Pointwise: predict absolute relevance score per document
  Simple but ignores relative ordering between documents
  Example: predict rating 1-5 for each result

Pairwise: predict which of two documents is more relevant
  Learns relative ordering, more aligned with ranking objective
  Example: LambdaMART (used by Microsoft Bing)
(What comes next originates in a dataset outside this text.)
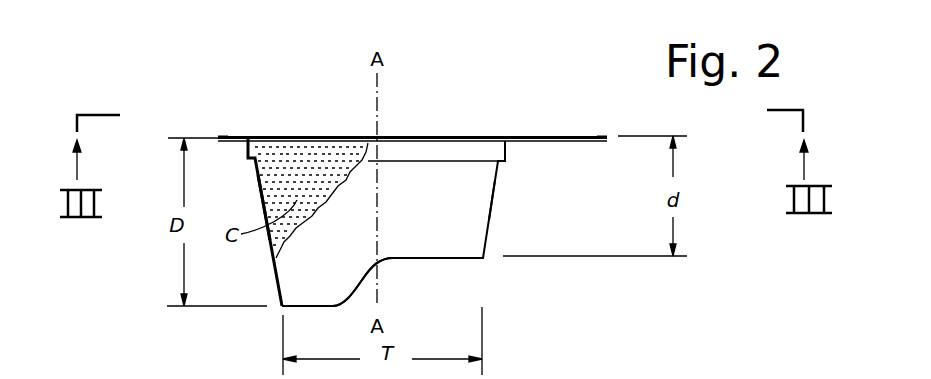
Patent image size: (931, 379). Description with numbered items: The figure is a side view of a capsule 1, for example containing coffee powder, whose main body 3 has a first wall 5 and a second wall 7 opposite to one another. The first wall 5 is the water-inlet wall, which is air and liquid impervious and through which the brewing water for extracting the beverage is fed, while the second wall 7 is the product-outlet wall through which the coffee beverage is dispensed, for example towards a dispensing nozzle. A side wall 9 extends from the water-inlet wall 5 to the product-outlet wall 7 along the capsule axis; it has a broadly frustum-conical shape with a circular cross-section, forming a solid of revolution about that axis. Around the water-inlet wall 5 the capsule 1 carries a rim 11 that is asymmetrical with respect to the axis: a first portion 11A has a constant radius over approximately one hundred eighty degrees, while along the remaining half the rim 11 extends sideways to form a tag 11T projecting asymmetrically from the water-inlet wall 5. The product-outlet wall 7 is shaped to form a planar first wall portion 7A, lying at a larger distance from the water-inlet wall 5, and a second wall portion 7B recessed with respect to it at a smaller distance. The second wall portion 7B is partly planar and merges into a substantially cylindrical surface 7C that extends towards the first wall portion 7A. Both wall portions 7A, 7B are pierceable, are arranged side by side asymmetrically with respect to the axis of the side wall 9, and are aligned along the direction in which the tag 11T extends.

Listwise: optimize entire ranked list at once
  Most aligned with ranking evaluation metrics
  Example: optimize NDCG directly
  Higher computational cost

Airbnb trains an LTR model that combines listing features (price, location, amenities, photos), user features (trip purpose, budget, past bookings), and context features (search dates, group size) to rank listings. They retrain the model regularly as user behavior evolves.

Online vs Offline Evaluation

Offline metrics:
  NDCG (Normalized Discounted Cumulative Gain): measures ranking quality
  MRR (Mean Reciprocal Rank): how high the first relevant result appears
  Precision@K: fraction of top K results that are relevant

Online metrics (A/B testing):
  Click-through rate
  Conversion rate
  Session success rate (user found what they needed)
  Time to first click

Common Pitfalls

  • Over-personalizing results. Filter bubbles degrade discovery. Balance personalization with diversity and serendipity.
  • Optimizing for clicks instead of satisfaction. Clickbait titles generate clicks but not user satisfaction. Measure dwell time and conversion, not just CTR.
  • Treating all facets the same. Some facets filter (brand, size), others rank (rating, price). Mixing them up creates confusing user experiences.
  • Static ranking formulas. User expectations and content change over time. Hand-tuned weights drift out of alignment. Use LTR models that adapt from feedback.
  • Ignoring position bias in training data. Users click higher-ranked results more often regardless of relevance. LTR training data must account for position bias to avoid reinforcing bad rankings.
  • Boosting without measuring impact. Every boost changes rankings globally. A/B test boost changes to verify they improve outcomes rather than introducing regressions.

Key Takeaways

  • Ranking combines text relevance with business signals like freshness, popularity, and quality. The weights between these signals define the search experience.
  • Boosting is a powerful lever but must be measured through A/B testing. Unmeasured boosts drift into invisible technical debt.
  • Faceted search requires computing aggregations across all matching documents, making it one of the most expensive operations in a search system.
  • Personalization improves relevance for returning users but needs cold-start strategies for new users and diversity safeguards against filter bubbles.
  • Learning to rank replaces hand-tuned formulas with models trained on user behavior, but requires careful handling of position bias and ongoing retraining.